История эта была действительно довольно долгая, и вопрос, заданный Мэри, вызвал много толков на факультете, когда было объявлено, что в нынешнем академическом обмене между Раммиджем и Эйфорией участвует Моррис Цапп. С какой бы стати Моррис Цапп, всегда гордившийся тем, что он стал знатоком английской литературы не благодаря, а вопреки тому, что нога его никогда не ступала на английскую землю, с чего бы вдруг он решил податься в Европу? И вот что еще более непонятно: как мог этот человек, которому раз плюнуть получить стипендию Гуггенхайма и с приятностью провести год в библиотеках Оксфорда, Лондона или на Лазурном берегу, приговорил себя на полгода к каторжным работам в Раммидже? И вообще, что такое Раммидж? Где это? Те, кто знал, недоуменно пожимали плечами. Те, кто не знал, шли искать его в энциклопедиях и атласах и потом озадаченно делились полученными знаниями с коллегами. Если Цапп собирался таким образом продвинуть свою карьеру, то никто не мог взять в толк, где тут связь. Наиболее приемлемым было объяснение, что Моррису осточертели студенческие выступления, забастовки, протесты, бескомпромиссные требования, и он готов был податься куда угодно, хоть в Раммидж, лишь бы обрести мир и спокойствие. Однако никто не осмелился проверить эту гипотезу, спросив самого Цаппа, поскольку его стойкость перед студенческими угрозами была такой же притчей во языцех, как и его сарказм. Потом вдруг прошел слух, что Моррис Цапп едет в Европу один, и все стало ясно: у Цаппов разлад в семье. И слухи утихли — в конце концов, что тут необычного. Просто еще один развод.

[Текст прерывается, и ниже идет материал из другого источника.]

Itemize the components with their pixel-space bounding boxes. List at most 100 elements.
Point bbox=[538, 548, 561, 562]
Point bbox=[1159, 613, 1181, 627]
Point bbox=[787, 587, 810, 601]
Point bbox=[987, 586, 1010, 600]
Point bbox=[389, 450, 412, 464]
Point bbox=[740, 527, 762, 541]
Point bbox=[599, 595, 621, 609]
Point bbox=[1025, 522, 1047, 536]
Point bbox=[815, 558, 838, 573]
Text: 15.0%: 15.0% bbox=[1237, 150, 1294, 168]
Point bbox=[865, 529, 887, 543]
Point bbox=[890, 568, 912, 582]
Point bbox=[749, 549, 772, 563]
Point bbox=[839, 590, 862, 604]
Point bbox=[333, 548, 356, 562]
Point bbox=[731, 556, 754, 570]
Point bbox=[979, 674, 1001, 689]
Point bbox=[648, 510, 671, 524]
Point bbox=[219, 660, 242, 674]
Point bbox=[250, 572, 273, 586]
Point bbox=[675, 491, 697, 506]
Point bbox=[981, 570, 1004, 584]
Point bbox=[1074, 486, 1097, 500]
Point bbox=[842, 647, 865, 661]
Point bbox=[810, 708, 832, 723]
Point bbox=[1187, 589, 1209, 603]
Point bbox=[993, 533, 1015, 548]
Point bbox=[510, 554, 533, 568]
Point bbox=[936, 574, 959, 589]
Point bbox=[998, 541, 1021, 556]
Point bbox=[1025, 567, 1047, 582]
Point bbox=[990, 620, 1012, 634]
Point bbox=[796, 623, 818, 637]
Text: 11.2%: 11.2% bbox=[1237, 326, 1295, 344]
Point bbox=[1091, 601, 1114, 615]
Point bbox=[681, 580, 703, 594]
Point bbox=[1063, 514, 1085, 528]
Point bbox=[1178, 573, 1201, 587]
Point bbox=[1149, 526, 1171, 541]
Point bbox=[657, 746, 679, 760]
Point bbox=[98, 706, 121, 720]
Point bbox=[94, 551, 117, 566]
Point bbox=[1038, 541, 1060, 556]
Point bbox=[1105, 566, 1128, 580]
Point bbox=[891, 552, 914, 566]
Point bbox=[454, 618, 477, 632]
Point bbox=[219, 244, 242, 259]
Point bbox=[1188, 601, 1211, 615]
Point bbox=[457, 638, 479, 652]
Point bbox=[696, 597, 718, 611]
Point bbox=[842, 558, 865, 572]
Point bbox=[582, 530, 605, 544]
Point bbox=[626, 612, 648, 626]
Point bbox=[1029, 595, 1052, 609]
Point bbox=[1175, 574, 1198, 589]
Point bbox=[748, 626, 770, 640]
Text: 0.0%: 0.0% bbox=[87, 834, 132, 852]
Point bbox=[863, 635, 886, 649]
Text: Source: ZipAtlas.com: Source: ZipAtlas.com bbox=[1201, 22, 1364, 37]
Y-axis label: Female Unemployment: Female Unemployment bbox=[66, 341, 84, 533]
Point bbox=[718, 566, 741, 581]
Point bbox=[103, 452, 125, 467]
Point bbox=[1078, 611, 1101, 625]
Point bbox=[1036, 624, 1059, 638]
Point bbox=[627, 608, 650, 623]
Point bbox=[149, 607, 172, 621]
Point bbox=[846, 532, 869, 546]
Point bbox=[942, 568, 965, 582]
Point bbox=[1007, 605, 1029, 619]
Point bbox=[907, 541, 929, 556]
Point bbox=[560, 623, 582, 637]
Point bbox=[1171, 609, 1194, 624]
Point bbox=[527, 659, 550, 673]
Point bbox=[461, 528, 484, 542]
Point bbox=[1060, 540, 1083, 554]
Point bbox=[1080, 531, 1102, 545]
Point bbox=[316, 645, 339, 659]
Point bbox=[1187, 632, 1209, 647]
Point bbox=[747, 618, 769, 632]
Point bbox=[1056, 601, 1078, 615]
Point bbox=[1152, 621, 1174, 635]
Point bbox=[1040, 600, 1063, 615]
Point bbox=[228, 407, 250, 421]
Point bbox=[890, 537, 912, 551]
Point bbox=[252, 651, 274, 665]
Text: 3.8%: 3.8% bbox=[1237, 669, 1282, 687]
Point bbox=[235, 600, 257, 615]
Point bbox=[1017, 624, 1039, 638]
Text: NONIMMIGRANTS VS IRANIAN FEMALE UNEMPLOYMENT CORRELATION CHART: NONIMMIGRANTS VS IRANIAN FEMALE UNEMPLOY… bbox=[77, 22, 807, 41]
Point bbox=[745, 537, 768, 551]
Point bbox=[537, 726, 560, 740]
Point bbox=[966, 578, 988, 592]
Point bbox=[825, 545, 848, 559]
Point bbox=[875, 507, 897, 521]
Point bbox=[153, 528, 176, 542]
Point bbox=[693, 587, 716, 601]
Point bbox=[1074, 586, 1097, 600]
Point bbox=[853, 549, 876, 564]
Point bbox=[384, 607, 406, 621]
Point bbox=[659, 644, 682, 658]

На деле же все было гораздо сложнее. Дезире, вторая жена Морриса, хотела развестись, а Моррис — нет. И больше всего он не хотел расставаться не с Дезире, а с детьми, Элизабет и Дарси, единственной усладой во всех отношениях не склонного к сантиментам человека. Разумеется, детей оставят с матерью — ни один судья, даже самый справедливый, не станет делить близнецов, и его общение с ними ограничится прогулками в парке или походом в кино раз в месяц. Через все это он уже прошел с дочерью от первого брака, и в результате сейчас у нее к нему не больше уважения, чем к страховому агенту (в таком облике она, очевидно, сохранила его в своей детской памяти — периодически возникающего на пороге с застенчивой и вкрадчивой улыбкой и с карманами, набитыми дивидендами в конфетных обертках). На сей раз все это обойдется ему в триста долларов за визит, поскольку Дезире намеревалась перебраться в Нью-Йорк, а у Морриса, хотя он там родился и вырос, не было ни малейшего желания туда возвращаться. И вообще, он не стал бы переживать, если бы никогда больше не увидел этого города: его последний визит туда показал, что до момента, когда кучи мусора на улицах дорастут до крыш, а люди начнут задыхаться от выхлопных газов, остались считанные дни.
Да, уж очень ему не хотелось еще раз пройти через все передряги бракоразводного процесса. Он умолял Дезире попробовать начать все заново — только ради детей. Это ее не тронуло. Что касается детей, то отец он был никакой, а она в браке с ним так и не смогла реализовать себя.
— Ну что я такого сделал? — риторически вопрошал он, воздев руки.
— Ты сосешь из меня соки.
— Я думал, тебе это нравится!
— Так я и знала, у тебя только одно на уме! Я говорю — психологически! Мой брак с тобой — это медленное заглатывание питоном. Сейчас я просто непереваренная масса в твоем эго. Я хочу выбраться, хочу быть свободной. Хочу снова стать человеком.
— Послушай, давай-ка прекратим эту групповую психотерапию. Ты что, имеешь в виду студентку, с которой я… прошлым летом?
— Нет, но этого достаточно, чтобы получить развод. Оставить меня на приеме у декана, а самому пойти домой, чтобы трахнуть няню, — это произведет впечатление в суде.
— Но я же тебе говорил — она теперь на восточном побережье. Я даже не знаю ее адреса.
— Мне это все равно. Как ты не можешь понять, что мне плевать, куда ты суешь свой толстый обрезанный член! Да ты можешь иметь каждую ночь хоть всю женскую футбольную команду! Между нами все кончено!